I think we have to look at a wider picture (that some probably hadn't thought of) -- that of the business of making games. Games such as space-constrained first-person-shooters (perfect latest example is Doom3) atm gain very little from FP32. This is not due to lack of 3D knowledge from such game programmers but from probably a collective lack of creativity from a single development house. The trend appears to be that gamers want bigger "worlds" to play/explore, and this applies to first-person-shooters as well. Bigger worlds has much bigger demands. Higher precision counts, as an example of such demands. Creating a game engine that works well in small and large worlds, with the thought of licensing business, should be the smart move -- the costs and complexity would be too high for a programmer to make a game engine that only applies to small worlds. If it isn't obvious, what I'm saying is that one of the things where higher precision is a big deal is a game set in a large world, which IMO is the way gamers like their games to be.

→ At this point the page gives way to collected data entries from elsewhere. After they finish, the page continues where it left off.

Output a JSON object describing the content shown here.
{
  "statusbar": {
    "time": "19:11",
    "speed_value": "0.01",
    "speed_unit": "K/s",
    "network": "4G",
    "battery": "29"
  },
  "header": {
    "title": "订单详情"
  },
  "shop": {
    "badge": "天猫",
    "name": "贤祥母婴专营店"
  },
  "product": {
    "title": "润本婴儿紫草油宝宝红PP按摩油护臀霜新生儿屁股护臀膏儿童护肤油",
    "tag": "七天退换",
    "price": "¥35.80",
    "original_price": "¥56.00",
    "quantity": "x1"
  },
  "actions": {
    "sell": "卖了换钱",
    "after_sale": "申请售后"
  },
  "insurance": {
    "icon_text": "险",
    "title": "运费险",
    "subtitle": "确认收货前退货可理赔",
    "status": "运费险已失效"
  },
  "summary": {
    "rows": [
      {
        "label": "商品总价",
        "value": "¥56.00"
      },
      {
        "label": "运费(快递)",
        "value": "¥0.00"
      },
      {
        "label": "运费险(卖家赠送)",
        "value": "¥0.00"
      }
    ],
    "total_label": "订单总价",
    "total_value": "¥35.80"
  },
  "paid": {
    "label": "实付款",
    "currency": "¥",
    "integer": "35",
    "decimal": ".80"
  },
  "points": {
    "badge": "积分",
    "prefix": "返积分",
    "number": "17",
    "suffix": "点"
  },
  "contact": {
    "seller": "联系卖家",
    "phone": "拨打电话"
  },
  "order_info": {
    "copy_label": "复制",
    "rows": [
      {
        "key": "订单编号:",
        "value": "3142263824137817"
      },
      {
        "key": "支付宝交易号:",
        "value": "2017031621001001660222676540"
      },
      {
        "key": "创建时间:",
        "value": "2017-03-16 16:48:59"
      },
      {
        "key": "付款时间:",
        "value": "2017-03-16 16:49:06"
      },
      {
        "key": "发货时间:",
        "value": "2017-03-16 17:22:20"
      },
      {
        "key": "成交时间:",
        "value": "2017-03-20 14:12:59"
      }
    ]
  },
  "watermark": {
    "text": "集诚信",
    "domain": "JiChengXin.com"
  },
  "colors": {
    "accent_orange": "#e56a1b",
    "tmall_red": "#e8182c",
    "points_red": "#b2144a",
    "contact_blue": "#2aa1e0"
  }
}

Bigger worlds really has no effect on PS precision requirements. You can construct a world so that it is divided into regions of interests, so that within those regions, limits of PS (I can't even think of many cases where PS precision matters; possibly for some large repeating textures) and Z aren't important. In all those cases, geometry is computed in 32b SPFP, and doesn't involve 24b.
What does the majority of the folks here know about the importance of "floating point" itself?
PS. I've just had some beer, so excuse me if I appear to be going OT.
I hope it's good beer. All in all, I still believe that for current applications FP24 is more than ample, and very few things would of required, if any. In fact, feedback from ISVs has been great on R300 and now R420 -- Easy to program, very predictable performance, clean orthogonal feature set (wrt to performance), etc... -- Compared to the competition (at least last gen), it's been night and day. I don't remember one complaint about FP24. BTW, FP24 was not an ATI only decision. MS specified that FP24 was the high precision format for DX9 (SM2) -- It's really not an ATI only decision. You at least need to blame everyone involved (including potentially all IHVs that agreed to it), if you're so against it.